We identified 90,418 patients, 15,527 (17%) of whom were black. Patients underwent 31,263 bypasses, 52,462 endovascular interventions, and 6693 amputations. Black patients were younger and less likely to smoke, to have coronary artery disease, or to have chronic obstructive pulmonary disease, but they were more likely to have diabetes, limb-threatening ischemia, dialysis dependence, and hypertension and to be self-insured or on Medicaid (all P < .05). Adjusted 30-day mortality ranged from 1.2% to 2.1% across regions for white patients and 0% to 3.0% for black patients; adjusted 30-day MALE varied from 4.0% to 8.3% for white patients and 2.4% to 8.1% for black patients; and adjusted 30-day amputation rates varied from 0.3% to 1.2% for white patients and 0% to 2.1% for black patients. Black patients experienced significantly different (both higher and lower) adjusted rates of 30-day mortality and amputation than white patients did in several regions (P < .05) but not MALEs. In addition, within each racial group, we found significant variation in the adjusted rates of all outcomes between regions (all P < .01). In adjusted analyses, compared with white patients, black patients experienced consistently lower long-term mortality (hazard ratio [HR], 0.80; 95% confidence interval [CI], 0.73-0.88; P < .001) and higher rates of MALEs (HR, 1.15; 95% CI, 1.06-1.25; P < .001) and amputation (HR, 1.33; 95% CI, 1.18-1.51; P < .001), with no statistically significant variation across the regions. However, rates of all long-term outcomes varied within both racial groups across regions.

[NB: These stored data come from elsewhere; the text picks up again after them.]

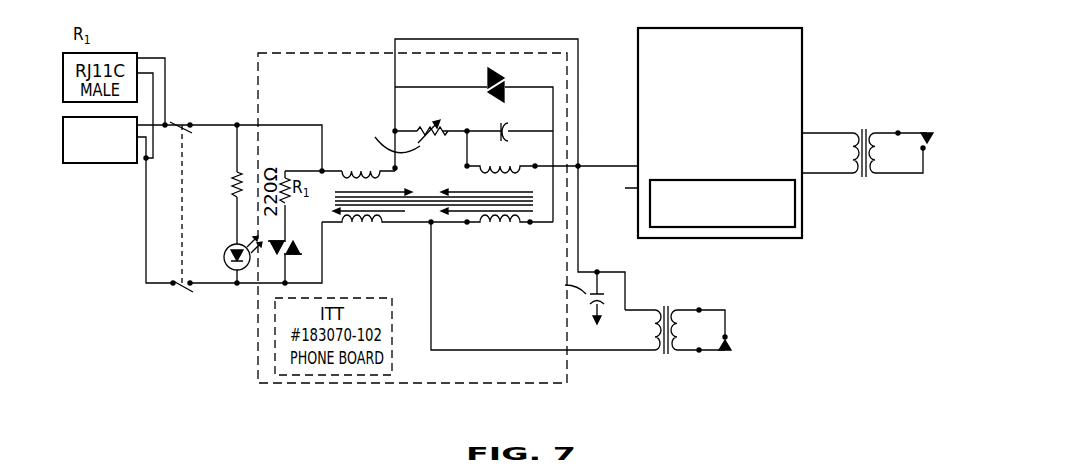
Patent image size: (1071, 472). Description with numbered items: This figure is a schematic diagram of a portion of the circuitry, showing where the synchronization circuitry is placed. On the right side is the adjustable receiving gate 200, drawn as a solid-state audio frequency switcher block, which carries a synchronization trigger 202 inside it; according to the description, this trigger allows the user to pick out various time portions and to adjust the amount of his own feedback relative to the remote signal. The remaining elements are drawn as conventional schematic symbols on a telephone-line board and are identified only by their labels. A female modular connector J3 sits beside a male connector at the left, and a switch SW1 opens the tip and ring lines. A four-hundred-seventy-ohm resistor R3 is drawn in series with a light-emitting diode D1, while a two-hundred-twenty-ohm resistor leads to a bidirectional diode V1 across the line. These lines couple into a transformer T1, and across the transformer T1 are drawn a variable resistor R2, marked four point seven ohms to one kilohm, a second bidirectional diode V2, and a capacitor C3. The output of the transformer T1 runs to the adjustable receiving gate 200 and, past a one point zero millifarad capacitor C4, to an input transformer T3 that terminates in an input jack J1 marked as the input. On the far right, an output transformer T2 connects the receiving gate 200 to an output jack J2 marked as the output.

The adjustable receiving gate 200 is at (793, 54).
The synchronization trigger 202 is at (787, 212).
The RJ11C female connector J3 is at (100, 157).
The tip/ring switch SW1 is at (166, 205).
The 470 ohm resistor R3 is at (235, 179).
The light emitting diode D1 is at (234, 249).
The bidirectional diode V1 is at (290, 234).
The bidirectional diode V2 is at (484, 78).
The variable resistor 4.7 ohm to 1 kohm R2 is at (399, 108).
The capacitor C3 is at (516, 119).
The transformer T1 is at (480, 192).
The 1.0 mF capacitor C4 is at (558, 302).
The input transformer T3 is at (653, 330).
The input jack J1 is at (715, 343).
The output transformer T2 is at (854, 153).
The output jack J2 is at (907, 142).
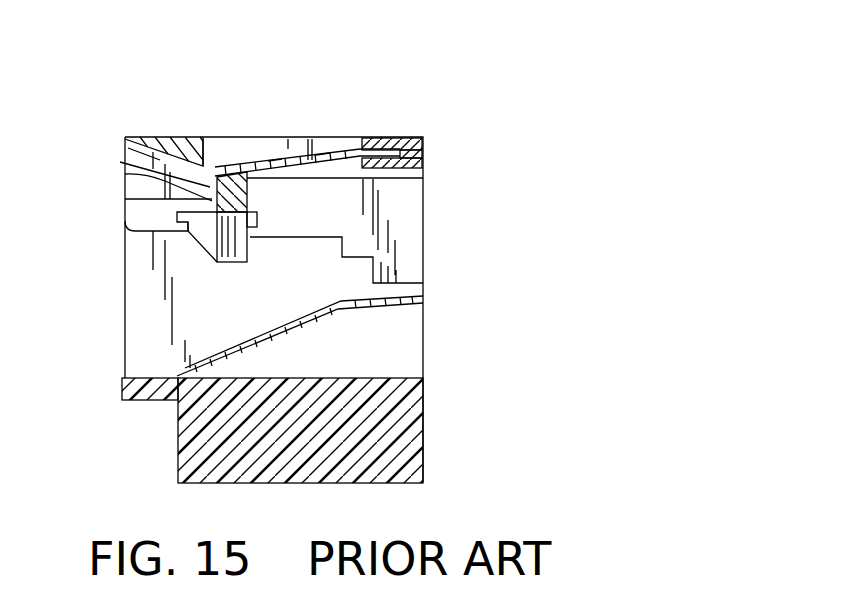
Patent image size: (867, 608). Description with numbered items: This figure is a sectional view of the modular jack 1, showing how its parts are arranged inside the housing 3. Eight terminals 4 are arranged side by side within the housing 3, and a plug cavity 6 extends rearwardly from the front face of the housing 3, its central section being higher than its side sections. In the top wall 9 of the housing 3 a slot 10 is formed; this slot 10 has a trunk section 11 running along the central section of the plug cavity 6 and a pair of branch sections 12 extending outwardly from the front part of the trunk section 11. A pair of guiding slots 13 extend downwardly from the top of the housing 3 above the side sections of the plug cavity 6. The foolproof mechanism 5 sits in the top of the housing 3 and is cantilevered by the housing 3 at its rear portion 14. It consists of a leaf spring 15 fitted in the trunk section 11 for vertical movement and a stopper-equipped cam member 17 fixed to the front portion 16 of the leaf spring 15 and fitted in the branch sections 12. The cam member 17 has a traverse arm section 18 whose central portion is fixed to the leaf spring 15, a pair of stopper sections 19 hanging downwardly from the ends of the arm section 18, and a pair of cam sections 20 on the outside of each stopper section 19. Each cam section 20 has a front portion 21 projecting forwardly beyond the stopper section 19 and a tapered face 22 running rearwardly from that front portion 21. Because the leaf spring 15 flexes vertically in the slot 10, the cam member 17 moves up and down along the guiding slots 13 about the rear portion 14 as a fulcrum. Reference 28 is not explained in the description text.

The modular jack 1 is at (465, 232).
The housing 3 is at (417, 397).
The terminals 4 is at (247, 333).
The foolproof mechanism 5 is at (261, 148).
The plug cavity 6 is at (155, 343).
The top wall 9 is at (413, 136).
The slot 10 is at (275, 148).
The trunk section 11 is at (342, 136).
The branch sections 12 is at (227, 136).
The guiding slots 13 is at (231, 136).
The rear portion 14 is at (393, 136).
The leaf spring 15 is at (323, 148).
The front portion 16 is at (190, 137).
The stopper-equipped cam member 17 is at (120, 162).
The traverse arm section 18 is at (250, 197).
The stopper sections 19 is at (255, 252).
The cam sections 20 is at (205, 258).
The front portion 21 is at (185, 233).
The tapered face 22 is at (202, 244).
The passage 28 is at (125, 174).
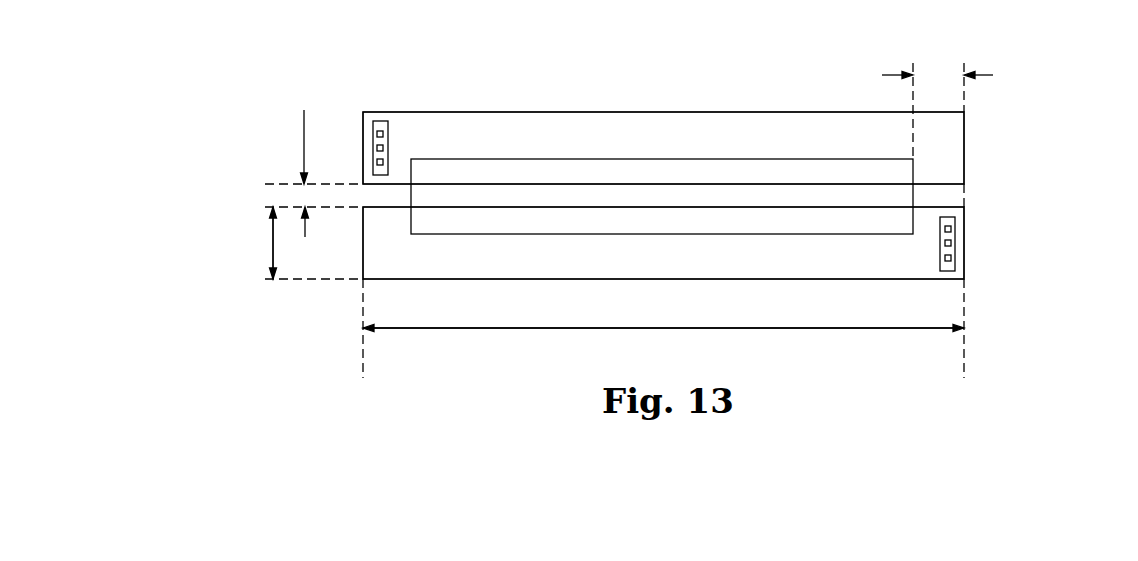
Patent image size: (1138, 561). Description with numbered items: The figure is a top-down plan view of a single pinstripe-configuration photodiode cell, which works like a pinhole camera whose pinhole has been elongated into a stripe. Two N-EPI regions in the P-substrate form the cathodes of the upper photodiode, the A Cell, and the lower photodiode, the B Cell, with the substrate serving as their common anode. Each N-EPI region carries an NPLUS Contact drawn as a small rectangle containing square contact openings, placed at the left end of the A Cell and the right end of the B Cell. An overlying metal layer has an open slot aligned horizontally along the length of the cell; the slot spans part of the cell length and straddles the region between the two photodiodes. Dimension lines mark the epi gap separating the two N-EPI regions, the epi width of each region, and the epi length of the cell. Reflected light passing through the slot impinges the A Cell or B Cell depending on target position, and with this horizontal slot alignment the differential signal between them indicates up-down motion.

The photodiode cell A A Cell is at (737, 148).
The photodiode cell B B Cell is at (737, 243).
The open slot is at (654, 149).
The N-plus contact NPLUS Contact is at (396, 116).
The element epi gap is at (308, 159).
The element epi width is at (232, 243).
The element epi length is at (663, 340).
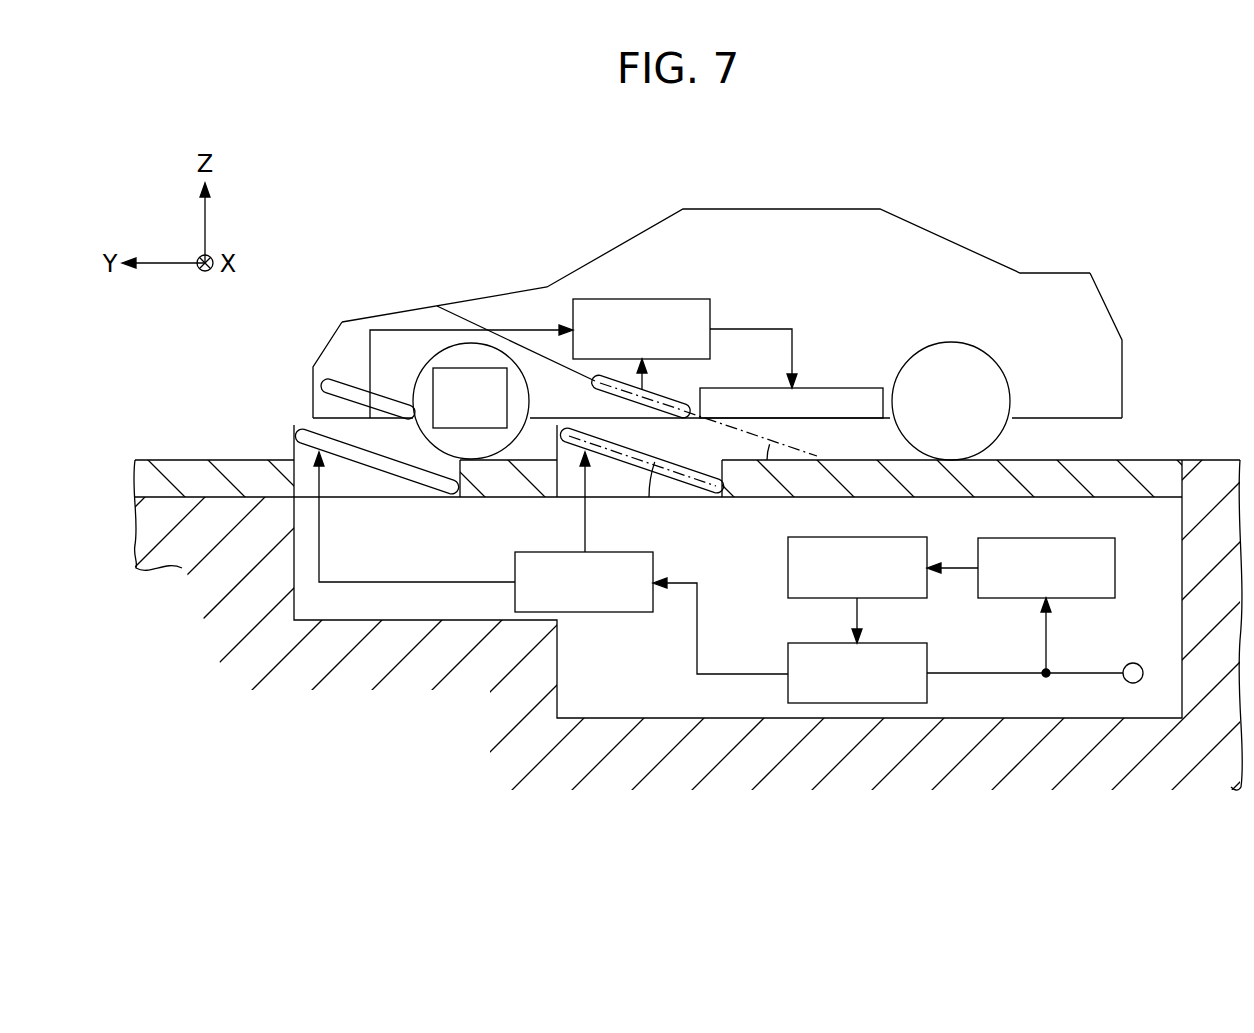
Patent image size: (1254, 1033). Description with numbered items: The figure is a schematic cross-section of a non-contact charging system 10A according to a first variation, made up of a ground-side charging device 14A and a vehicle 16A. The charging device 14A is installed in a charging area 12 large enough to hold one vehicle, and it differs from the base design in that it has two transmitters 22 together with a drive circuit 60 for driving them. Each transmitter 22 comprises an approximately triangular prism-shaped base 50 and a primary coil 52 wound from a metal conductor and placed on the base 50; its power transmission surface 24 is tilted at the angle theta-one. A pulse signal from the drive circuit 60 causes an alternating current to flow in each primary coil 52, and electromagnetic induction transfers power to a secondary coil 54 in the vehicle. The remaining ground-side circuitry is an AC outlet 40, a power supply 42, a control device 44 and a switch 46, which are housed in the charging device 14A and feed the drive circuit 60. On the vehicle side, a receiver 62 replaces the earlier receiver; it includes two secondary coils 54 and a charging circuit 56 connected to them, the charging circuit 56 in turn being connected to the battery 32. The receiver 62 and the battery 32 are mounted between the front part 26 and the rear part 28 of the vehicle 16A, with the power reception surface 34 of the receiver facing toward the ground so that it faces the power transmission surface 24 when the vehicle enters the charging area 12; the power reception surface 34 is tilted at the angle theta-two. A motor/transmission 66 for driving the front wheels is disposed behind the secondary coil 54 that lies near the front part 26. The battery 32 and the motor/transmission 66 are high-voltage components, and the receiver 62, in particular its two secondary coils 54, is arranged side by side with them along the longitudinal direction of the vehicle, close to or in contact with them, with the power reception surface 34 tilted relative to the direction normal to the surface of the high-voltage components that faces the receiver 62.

The non-contact charging system 10A is at (376, 146).
The charging area 12 is at (267, 447).
The charging device 14A is at (1155, 508).
The vehicle 16A is at (721, 348).
The transmitter 22 is at (537, 509).
The power transmission surface 24 is at (534, 488).
The front part 26 is at (338, 358).
The rear part 28 is at (1097, 325).
The battery 32 is at (848, 388).
The power reception surface 34 is at (327, 406).
The AC outlet 40 is at (1133, 663).
The power supply 42 is at (1073, 537).
The control device 44 is at (896, 537).
The switch 46 is at (893, 643).
The base 50 is at (534, 490).
The primary coil 52 is at (430, 494).
The secondary coil 54 is at (350, 388).
The charging circuit 56 is at (573, 301).
The drive circuit 60 is at (621, 552).
The receiver 62 is at (527, 324).
The motor/transmission 66 is at (479, 425).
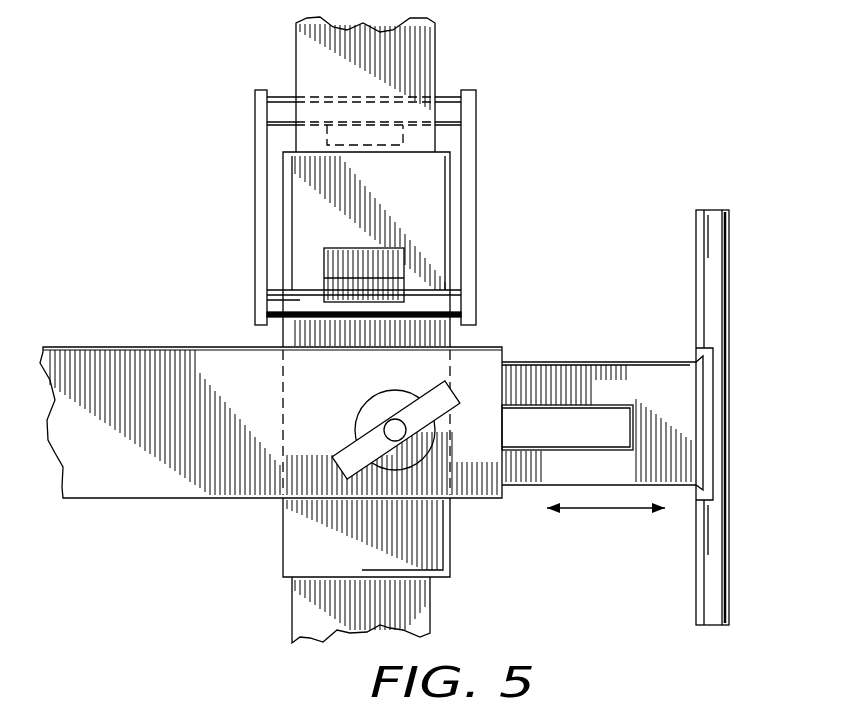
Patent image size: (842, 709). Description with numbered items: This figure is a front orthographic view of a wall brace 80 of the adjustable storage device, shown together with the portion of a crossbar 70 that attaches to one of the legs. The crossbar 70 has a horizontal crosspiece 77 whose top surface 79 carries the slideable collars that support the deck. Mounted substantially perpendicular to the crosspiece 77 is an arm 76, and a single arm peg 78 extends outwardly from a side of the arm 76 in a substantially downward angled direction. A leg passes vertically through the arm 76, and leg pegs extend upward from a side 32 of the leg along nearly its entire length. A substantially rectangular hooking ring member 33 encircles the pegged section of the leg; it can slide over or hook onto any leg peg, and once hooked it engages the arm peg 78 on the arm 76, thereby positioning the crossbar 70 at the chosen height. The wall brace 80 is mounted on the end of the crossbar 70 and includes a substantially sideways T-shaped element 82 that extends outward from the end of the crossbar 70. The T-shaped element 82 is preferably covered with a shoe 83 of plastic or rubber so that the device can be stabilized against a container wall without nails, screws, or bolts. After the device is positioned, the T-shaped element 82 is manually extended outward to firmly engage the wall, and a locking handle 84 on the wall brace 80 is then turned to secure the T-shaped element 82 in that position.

The side of leg 32 is at (308, 48).
The hooking ring member 33 is at (467, 153).
The crossbar 70 is at (124, 336).
The arm 76 is at (435, 194).
The crosspiece 77 is at (122, 473).
The arm peg 78 is at (380, 263).
The top surface 79 is at (222, 347).
The wall brace 80 is at (600, 362).
The T-shaped element 82 is at (711, 211).
The shoe 83 is at (728, 268).
The locking handle 84 is at (352, 457).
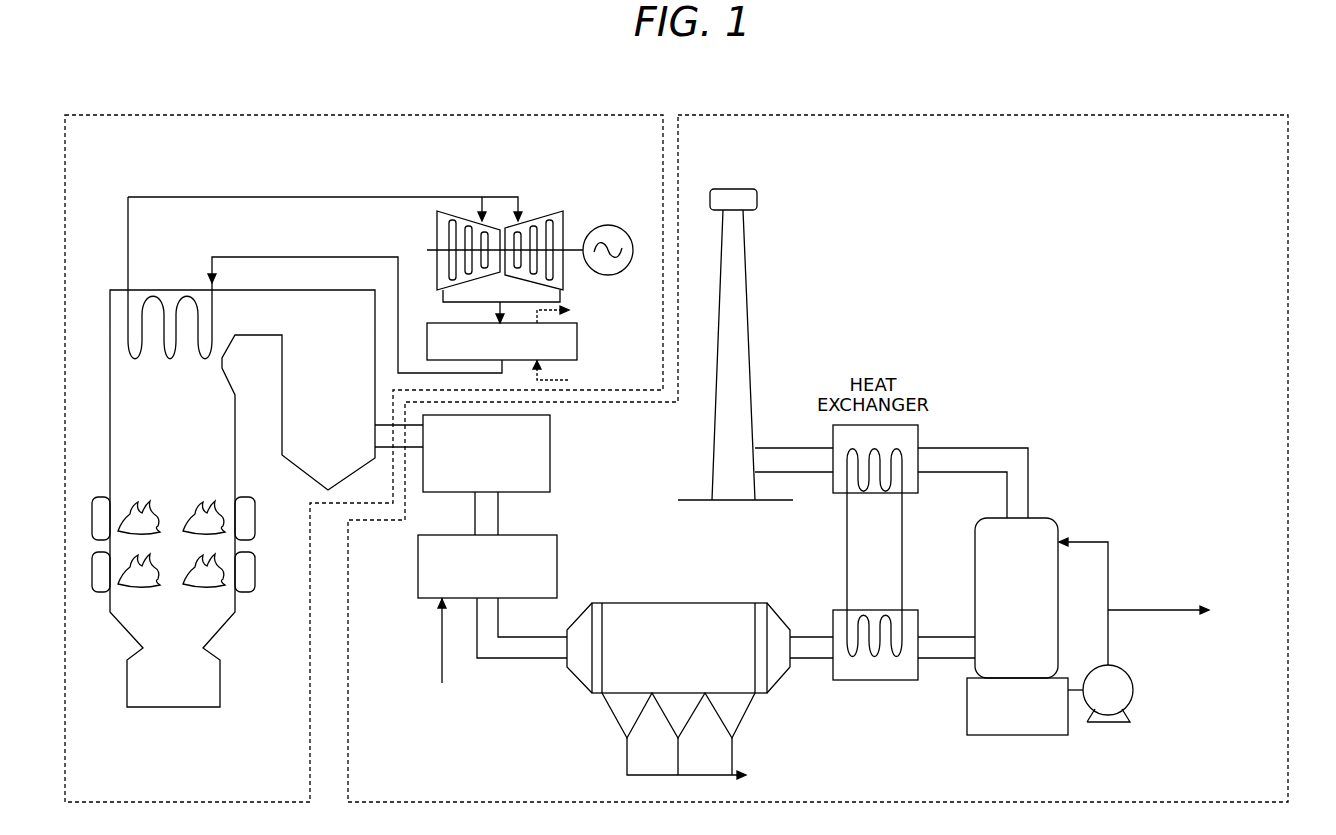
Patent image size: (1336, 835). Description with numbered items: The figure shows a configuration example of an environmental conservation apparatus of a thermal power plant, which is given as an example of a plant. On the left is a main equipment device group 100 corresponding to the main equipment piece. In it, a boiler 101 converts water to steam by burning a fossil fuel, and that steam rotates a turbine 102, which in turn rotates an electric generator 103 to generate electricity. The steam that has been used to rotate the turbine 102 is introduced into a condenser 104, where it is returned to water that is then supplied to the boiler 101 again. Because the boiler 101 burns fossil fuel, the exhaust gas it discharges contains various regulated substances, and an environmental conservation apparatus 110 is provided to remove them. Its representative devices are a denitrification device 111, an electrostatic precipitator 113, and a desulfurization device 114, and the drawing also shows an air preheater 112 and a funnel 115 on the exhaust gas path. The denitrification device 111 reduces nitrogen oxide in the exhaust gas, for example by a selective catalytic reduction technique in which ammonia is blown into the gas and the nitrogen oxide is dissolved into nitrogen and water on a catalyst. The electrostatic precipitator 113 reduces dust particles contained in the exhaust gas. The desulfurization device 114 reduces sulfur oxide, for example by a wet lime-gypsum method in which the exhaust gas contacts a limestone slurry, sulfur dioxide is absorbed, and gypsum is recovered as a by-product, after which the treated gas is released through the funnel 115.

The main equipment device group 100 is at (340, 115).
The boiler 101 is at (175, 707).
The turbine 102 is at (540, 215).
The electric generator 103 is at (608, 224).
The condenser 104 is at (577, 340).
The environmental conservation apparatus 110 is at (948, 115).
The denitrification device 111 is at (550, 450).
The air preheater 112 is at (557, 560).
The electrostatic precipitator 113 is at (690, 603).
The desulfurization device 114 is at (1043, 518).
The funnel 115 is at (738, 267).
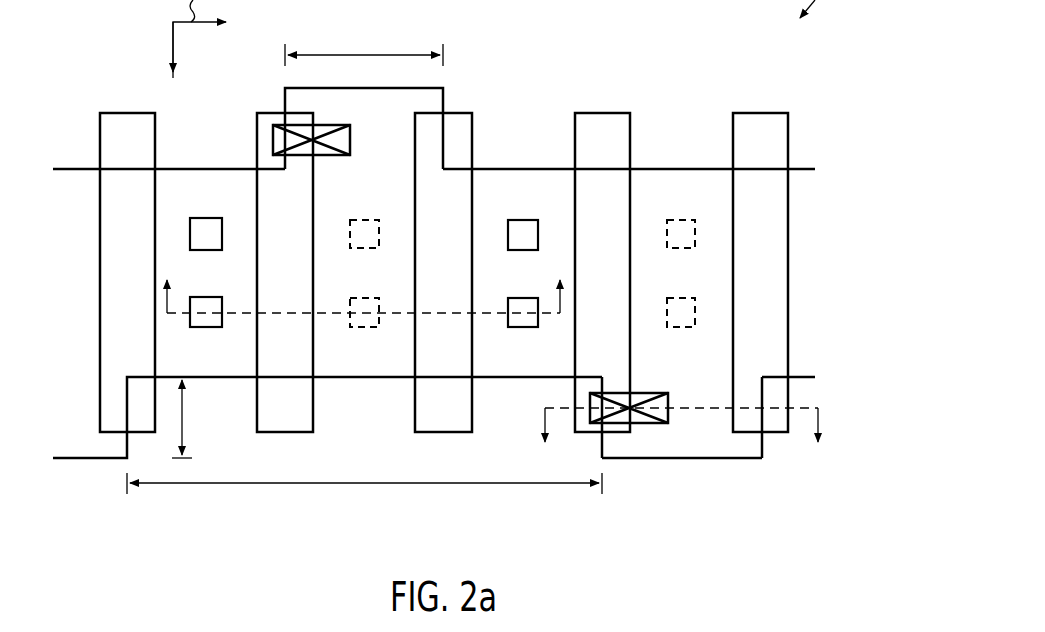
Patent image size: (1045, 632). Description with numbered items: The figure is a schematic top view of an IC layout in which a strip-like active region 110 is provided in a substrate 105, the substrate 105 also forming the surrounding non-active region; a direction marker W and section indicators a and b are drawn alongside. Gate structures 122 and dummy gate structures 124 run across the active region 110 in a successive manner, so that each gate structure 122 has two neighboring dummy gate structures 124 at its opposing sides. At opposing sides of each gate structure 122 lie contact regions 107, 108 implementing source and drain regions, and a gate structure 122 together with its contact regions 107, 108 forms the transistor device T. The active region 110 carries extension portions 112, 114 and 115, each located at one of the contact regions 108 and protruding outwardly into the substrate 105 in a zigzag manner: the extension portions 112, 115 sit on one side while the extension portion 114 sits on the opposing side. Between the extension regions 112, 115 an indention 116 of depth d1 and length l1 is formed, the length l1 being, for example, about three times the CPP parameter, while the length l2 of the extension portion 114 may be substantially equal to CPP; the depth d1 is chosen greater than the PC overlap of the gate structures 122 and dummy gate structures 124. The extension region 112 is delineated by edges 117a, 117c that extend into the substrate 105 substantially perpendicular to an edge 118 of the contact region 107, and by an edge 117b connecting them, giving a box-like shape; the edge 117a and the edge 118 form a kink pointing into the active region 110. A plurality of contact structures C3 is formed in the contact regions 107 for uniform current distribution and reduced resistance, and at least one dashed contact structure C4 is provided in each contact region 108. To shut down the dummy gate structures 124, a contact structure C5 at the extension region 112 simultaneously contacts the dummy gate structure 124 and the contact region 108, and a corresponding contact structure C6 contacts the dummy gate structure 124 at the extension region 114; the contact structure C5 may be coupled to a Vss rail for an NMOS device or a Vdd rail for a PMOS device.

The substrate 105 is at (695, 47).
The contact region 107 is at (225, 287).
The contact region 108 is at (383, 287).
The active region 110 is at (520, 169).
The extension portion 112 is at (718, 449).
The extension portion 114 is at (403, 127).
The extension portion 115 is at (80, 448).
The indention 116 is at (383, 419).
The edge 117a is at (763, 445).
The edge 117b is at (735, 460).
The edge 117c is at (602, 445).
The edge 118 is at (815, 377).
The gate structure 122 is at (148, 153).
The dummy gate structure 124 is at (303, 419).
The contact structure C3 is at (196, 218).
The contact structure C4 is at (356, 220).
The contact structure C5 is at (668, 395).
The contact structure C6 is at (350, 145).
The transistor device T is at (759, 108).
The width direction axes W is at (173, 41).
The length of the indention l1 is at (316, 484).
The length of the extension portion l2 is at (366, 55).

Significant racial disparities exist in outcomes after lower extremity procedures in patients with PAD, with regional variation contributing to perioperative but not long-term outcome disparities. Underperforming regions should use these data to generate quality improvement projects, as understanding the etiology of these disparities is critical to improving the care of all patients with PAD.